Back in 2002 when I first made those types of comments, there were few outside of SEO circles that were generating income from monetizing their property by selling text links. But in spite of SearchKing being made an example, the link industry flourished very quickly to where just 5 years later I would venture to say that the majority of websites on the planet now have some percentage of their income either directly or indirectly being derived from the legal and fair exchange of value for links. They do this by selling, trading, contributing, reciprocating or just you-scratch-my-back-I'll-scratch-yours. That is not an action intended to cause harm to Google. It actually has nothing to do with Google, or me. It has to do with people and business. THAT is relevant.
That is how it should be. Making money from a website has always included selling ads in the form of links. Google just made it more profitable.
I recently watched a video interview with Matt Cutts and naturally the topic soon turned to paid links. Mr. Cutts, speaking on behalf of Google presumably, made the comment, "if you want to buy links just for traffic, totally fine just dont do it so they affect search engines".
This concept is completely flawed. This self serving philosophy is also at the very core of the problem. When the machine attempts to modify the behavior of people to satisfy its own ends, the machine is broken. What people do should not be seen as affecting the search engine. What people do should be the very reason for the engine to exist in the first place. If the search engine is being affected by the actions of people, is any logical person going to honestly assume that it is the people that are broken? That is exactly what is happening here.

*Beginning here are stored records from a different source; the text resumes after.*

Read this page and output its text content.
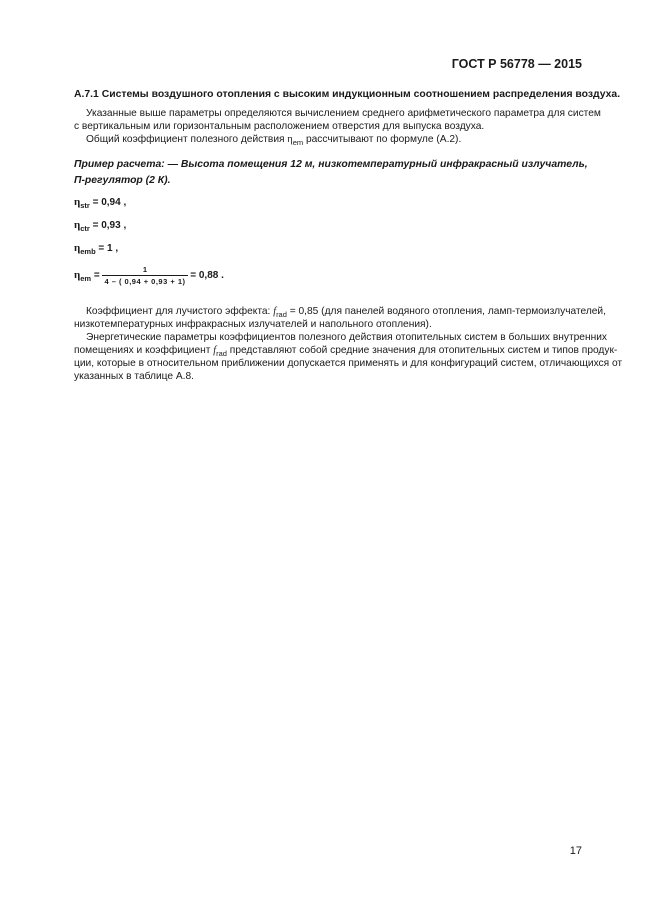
ГОСТ Р 56778 — 2015
A.7.1 Системы воздушного отопления с высоким индукционным соотношением распределения воздуха.
Указанные выше параметры определяются вычислением среднего арифметического параметра для систем
с вертикальным или горизонтальным расположением отверстия для выпуска воздуха.
Общий коэффициент полезного действия $\eta_{em}$ рассчитывают по формуле (А.2).
Пример расчета: — Высота помещения 12 м, низкотемпературный инфракрасный излучатель,
П-регулятор (2 К).
$\eta_{str} = 0,94$ ,
$\eta_{ctr} = 0,93$ ,
$\eta_{emb} = 1$ ,
$\eta_{em} = \frac{1}{4 - ( 0,94 + 0,93 + 1)} = 0,88$ .
Коэффициент для лучистого эффекта: $f_{rad} = 0,85$ (для панелей водяного отопления, ламп-термоизлучателей,
низкотемпературных инфракрасных излучателей и напольного отопления).
Энергетические параметры коэффициентов полезного действия отопительных систем в больших внутренних
помещениях и коэффициент $f_{rad}$ представляют собой средние значения для отопительных систем и типов продук-
ции, которые в относительном приближении допускается применять и для конфигураций систем, отличающихся от
указанных в таблице А.8.
17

So as marketers, do we accept that if there is a way to legally profit, people are going to profit and that makes them prospects and not enemies? Do we embrace how people act in the real world because THAT is the essence of relevance or do we keep clinging to a policy of insinuating people who just do what people do are "gaming" someone and must be "dealt" with.
For me, I choose to accept that people will always seek upward mobility by evaluating risk vs reward and then act in a way they feel gives them the best chance for success. That is good. That is what people do and when we attempt to interfere with the natural order it will be increasingly more difficult until we either alter our approach or fail.
The above manifesto was obviously not written by me (DazzlinDonna), but by Bob Massa, in response to the Matt Cutts Paid Link Snitch controversy. Bob was kind enough to share it with me, and I am now sharing it with you, with his permission. Whether or not I always agree with everything Bob says (and I do most of the time, btw), there's very little in his manifesto here that I could disagree with. What I most strongly agree with is, is his tenet that...My websites are mine. If what a search engine wants is also in my best interest, then my site decisions may also align with their wishes. If their wishes, however, do not align with my best interests, then I won't be blindly granting their wishes. Thanks, Bob, for an interesting piece, and thanks for reminding us that in many ways very little has changed in the past few years.